Evelyn ploughed on. ‘For me, for instance. The threads of my story,’ she tried.

The two men continued gazing out at the horizon, but Evelyn sensed that, swift as an undercurrent, the mood had shifted.

Leonard leaned to one side, so he could see around Evelyn: ‘Size of those waves.’

Bob nodded. ‘Wind’s getting up.’

‘So I thought I’d try asking around. See if anyone had any memories from when I was little. Or if anyone remembered a woman called Agnes.’

It was almost as if she was no longer there. Looking straight ahead, Leonard used his walking stick to point out to sea and nudged Bob. ‘You reckon those buoys fixed good enough?’

‘Have to see,’ Bob replied, stroking his chin.

Evelyn stared at them. ‘Seriously, is that all you have to say?’

‘Suppose time will tell. Let’s see if those buoys are still there in the morning.’ Leonard tapped his stick again. ‘Don’t let us keep you, Evelyn.’

She knew she had been dismissed, but she didn’t understand why.

Although she walked past The Lugger pub twice a day, Evelyn had not stepped over the threshold for a number of years and she preferred not to dwell on the reason why.

But once inside, she discovered it was unchanged: there was still that hoppy smell of beer, a slight tackiness underfoot and rock ballads playing on a loop.

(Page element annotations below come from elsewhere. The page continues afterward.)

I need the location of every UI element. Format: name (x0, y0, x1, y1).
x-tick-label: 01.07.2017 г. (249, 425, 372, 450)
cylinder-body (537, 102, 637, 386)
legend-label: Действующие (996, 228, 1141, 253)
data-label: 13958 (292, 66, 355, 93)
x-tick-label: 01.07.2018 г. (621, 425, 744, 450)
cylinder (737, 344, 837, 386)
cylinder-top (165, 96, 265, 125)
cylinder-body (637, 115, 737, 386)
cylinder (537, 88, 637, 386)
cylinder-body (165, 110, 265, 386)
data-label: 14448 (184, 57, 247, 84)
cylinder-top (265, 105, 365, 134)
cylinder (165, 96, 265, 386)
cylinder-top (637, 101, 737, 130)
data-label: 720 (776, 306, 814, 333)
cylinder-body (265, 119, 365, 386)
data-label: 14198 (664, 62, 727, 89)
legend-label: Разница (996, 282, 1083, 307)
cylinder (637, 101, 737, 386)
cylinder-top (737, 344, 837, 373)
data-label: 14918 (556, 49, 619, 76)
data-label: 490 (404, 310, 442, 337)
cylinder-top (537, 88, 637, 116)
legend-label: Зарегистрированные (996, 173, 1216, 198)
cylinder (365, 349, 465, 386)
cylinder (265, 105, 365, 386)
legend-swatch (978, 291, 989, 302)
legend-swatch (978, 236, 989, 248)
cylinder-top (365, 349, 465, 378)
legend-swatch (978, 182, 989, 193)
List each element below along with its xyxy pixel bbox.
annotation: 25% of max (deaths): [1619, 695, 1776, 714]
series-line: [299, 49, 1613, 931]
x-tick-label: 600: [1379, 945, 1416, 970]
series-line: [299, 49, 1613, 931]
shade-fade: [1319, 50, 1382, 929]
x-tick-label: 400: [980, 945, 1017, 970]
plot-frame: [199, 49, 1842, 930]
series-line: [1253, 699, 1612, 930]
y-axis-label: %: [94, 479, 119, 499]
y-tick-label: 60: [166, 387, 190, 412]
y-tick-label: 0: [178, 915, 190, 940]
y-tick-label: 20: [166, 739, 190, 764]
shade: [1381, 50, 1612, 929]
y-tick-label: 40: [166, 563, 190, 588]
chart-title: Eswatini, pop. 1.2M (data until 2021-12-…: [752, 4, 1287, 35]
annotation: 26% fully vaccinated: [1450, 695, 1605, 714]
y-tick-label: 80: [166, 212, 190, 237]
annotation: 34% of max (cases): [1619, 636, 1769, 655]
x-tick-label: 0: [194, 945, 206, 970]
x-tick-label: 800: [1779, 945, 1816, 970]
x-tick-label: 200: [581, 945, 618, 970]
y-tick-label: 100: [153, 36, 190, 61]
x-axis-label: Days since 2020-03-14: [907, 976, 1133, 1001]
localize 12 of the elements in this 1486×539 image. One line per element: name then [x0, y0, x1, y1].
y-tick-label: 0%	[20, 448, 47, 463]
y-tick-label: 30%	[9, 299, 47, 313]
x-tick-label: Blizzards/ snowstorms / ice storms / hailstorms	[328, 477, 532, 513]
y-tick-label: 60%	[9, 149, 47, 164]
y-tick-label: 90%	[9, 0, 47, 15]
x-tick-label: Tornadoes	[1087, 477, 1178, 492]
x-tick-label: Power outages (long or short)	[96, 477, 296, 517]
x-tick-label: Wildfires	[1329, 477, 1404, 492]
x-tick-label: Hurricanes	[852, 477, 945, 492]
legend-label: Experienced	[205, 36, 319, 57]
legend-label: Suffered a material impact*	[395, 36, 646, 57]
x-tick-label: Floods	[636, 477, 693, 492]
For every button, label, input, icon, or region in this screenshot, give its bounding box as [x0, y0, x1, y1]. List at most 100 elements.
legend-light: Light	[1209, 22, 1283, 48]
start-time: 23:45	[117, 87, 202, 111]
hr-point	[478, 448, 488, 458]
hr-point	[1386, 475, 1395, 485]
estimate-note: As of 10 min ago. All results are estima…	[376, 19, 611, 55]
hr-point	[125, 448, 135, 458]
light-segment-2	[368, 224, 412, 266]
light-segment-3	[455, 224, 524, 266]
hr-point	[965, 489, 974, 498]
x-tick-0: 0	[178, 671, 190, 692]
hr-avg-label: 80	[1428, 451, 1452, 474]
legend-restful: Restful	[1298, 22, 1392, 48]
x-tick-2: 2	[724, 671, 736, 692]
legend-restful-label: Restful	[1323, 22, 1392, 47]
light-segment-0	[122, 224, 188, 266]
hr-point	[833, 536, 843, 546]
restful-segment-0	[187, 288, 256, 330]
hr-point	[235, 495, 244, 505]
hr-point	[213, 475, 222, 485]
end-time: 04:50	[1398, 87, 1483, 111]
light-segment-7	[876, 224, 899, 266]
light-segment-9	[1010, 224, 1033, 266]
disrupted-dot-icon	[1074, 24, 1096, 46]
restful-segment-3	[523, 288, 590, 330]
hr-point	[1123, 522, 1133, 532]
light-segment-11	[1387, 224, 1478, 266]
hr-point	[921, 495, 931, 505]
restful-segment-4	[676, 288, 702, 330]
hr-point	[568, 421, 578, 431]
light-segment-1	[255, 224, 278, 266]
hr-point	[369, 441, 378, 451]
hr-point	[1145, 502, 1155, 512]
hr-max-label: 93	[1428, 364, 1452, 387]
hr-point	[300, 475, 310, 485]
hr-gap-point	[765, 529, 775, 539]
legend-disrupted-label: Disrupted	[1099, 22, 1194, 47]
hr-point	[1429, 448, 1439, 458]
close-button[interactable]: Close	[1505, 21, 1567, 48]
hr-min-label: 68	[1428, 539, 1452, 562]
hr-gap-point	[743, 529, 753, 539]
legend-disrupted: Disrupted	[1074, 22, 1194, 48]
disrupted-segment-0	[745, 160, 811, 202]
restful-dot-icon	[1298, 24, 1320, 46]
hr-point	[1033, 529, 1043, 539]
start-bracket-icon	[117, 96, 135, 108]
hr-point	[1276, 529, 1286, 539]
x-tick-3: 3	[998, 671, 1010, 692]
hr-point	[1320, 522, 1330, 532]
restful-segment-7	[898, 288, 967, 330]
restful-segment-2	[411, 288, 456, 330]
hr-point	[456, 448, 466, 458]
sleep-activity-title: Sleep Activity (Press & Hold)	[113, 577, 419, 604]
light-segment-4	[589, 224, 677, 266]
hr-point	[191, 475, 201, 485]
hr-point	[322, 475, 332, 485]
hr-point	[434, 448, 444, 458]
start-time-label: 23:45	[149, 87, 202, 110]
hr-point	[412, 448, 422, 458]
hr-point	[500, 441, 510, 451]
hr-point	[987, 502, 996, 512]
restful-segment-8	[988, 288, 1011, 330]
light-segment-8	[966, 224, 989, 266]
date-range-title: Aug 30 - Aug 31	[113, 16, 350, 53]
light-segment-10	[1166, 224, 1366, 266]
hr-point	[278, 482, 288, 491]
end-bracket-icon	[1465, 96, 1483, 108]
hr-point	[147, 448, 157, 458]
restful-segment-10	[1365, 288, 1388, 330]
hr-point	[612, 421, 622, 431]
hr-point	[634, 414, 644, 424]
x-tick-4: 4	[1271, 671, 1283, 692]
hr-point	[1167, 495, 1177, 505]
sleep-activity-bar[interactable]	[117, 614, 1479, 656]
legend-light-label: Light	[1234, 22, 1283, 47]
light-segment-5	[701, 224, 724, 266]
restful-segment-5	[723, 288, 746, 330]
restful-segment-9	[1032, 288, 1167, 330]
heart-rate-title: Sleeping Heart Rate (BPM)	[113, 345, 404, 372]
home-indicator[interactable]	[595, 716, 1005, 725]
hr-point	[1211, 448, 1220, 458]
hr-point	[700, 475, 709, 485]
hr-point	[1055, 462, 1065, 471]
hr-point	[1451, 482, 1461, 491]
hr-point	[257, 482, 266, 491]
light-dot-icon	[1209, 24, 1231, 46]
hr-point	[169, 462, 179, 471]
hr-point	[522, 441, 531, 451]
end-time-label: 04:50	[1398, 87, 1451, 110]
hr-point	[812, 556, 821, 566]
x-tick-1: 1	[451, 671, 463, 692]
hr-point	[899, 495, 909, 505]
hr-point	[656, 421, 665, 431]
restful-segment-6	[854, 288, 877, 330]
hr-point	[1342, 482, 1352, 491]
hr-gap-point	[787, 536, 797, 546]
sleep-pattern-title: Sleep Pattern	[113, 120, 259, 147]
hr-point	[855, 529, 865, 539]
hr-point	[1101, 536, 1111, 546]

The embers of a fire glowed in the grate and several old-timers were nursing lunchtime pints.

In a corner, the two tourists from Chicago she’d seen before were digging into sticky toffee puddings. At the bar, Jude greeted her.

‘We sent our emails to the council,’ she said. ‘Dad did too.’

‘Good, good, thank you,’ Evelyn said, all the while trying to peer into the gloomy doorway behind the bar.

‘What can I get you?’

‘Actually, it was your father I was hoping to catch.’

‘Dad? Sorry, he’s down the cash and carry.’ Jude nodded a welcome to someone behind Evelyn and began pulling a pint. ‘Want to wait? Or shall I give him a message?’

‘It’s not easy to put into words,’ Evelyn admitted, confidence in her mission waning.

An arm reached around her for their freshly pulled beer and a voice said, ‘Cheers.’ She turned to see George Rook and, as he took his first sip, his eyes didn’t move from her face.